# Manhattan Club owners UNITE!



## Jennie (Jun 24, 2008)

Members of The Manhattan Club owners Yahoo Group have been discussing how best to "fight" the huge rise in maintenance fees and the great difficulty encountered in reserving their weeks or nights. 

A law firm that specializes in class action lawsuits has been contacted and is exploring the situation.

Some folks suggested contacting the New York State Attorney Generals Office. Surprisingly they have been very cooperative. Owners have been encouraged to file an official complaint and many have done so.

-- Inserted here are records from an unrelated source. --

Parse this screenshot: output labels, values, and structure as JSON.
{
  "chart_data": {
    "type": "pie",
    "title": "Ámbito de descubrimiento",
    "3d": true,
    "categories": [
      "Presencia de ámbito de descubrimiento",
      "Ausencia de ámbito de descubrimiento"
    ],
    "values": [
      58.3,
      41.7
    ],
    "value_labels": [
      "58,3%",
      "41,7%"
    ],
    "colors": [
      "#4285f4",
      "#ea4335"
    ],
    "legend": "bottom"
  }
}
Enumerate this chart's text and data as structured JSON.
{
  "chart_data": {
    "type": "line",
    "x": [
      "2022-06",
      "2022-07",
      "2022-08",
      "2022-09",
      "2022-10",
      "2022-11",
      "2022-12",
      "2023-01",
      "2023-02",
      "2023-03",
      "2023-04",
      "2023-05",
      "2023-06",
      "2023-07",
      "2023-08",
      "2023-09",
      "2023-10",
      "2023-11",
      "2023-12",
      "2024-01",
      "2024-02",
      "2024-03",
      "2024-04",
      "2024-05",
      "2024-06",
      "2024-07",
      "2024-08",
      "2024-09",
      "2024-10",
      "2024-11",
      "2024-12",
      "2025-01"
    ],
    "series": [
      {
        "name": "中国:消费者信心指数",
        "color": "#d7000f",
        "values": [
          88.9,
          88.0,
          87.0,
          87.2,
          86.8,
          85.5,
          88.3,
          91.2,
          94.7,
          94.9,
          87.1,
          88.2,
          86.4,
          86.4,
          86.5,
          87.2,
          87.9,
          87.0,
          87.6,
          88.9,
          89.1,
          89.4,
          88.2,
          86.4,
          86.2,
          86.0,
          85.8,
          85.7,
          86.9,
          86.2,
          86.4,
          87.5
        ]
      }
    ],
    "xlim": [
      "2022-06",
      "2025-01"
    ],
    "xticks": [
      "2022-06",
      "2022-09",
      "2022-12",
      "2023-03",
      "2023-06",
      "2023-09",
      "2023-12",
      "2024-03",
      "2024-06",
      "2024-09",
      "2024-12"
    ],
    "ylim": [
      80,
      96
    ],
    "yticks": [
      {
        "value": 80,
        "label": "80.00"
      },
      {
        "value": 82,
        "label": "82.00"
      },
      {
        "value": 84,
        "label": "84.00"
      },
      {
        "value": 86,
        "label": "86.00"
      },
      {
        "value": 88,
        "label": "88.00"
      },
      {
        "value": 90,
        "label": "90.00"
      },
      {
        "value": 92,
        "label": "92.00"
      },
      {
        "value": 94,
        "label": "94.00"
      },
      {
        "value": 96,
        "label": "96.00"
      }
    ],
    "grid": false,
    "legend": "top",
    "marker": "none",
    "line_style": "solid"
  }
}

The person handling the "file" is Benjamin Flavin tel. 212-416-8722. He has been returning VoiceMail messages promptly. 

To file a complaint: http://www.oag.state.ny.us/complaints/html/comp_real.html

To join the Yahoo group go to:
http://groups.yahoo.com/group/manhattanclubowners/


----------



## Cathyb (Jun 24, 2008)

Jennie:  Don't own there, but I must admit the last time we exchanged into Manhattan Club our unit lacked maintenance badly!  The drapes were hanging crooked from hardware half in the wall and other items.


----------



## lynne (Jun 24, 2008)

Jennie said:


> Members of The Manhattan Club owners Yahoo Group have been discussing how best to "fight" the huge rise in maintenance fees and the great difficulty encountered in reserving their weeks or nights.
> 
> A law firm that specializes in class action lawsuits has been contacted and is exploring the situation.
> 
> ...



I'm convinced - Just signed up to join the Yahoo Group.  It has been getting increasingly more difficult to get time there and the large increase in maintenance fees have not resulted in many upgrades to the units to warrant the fees.


----------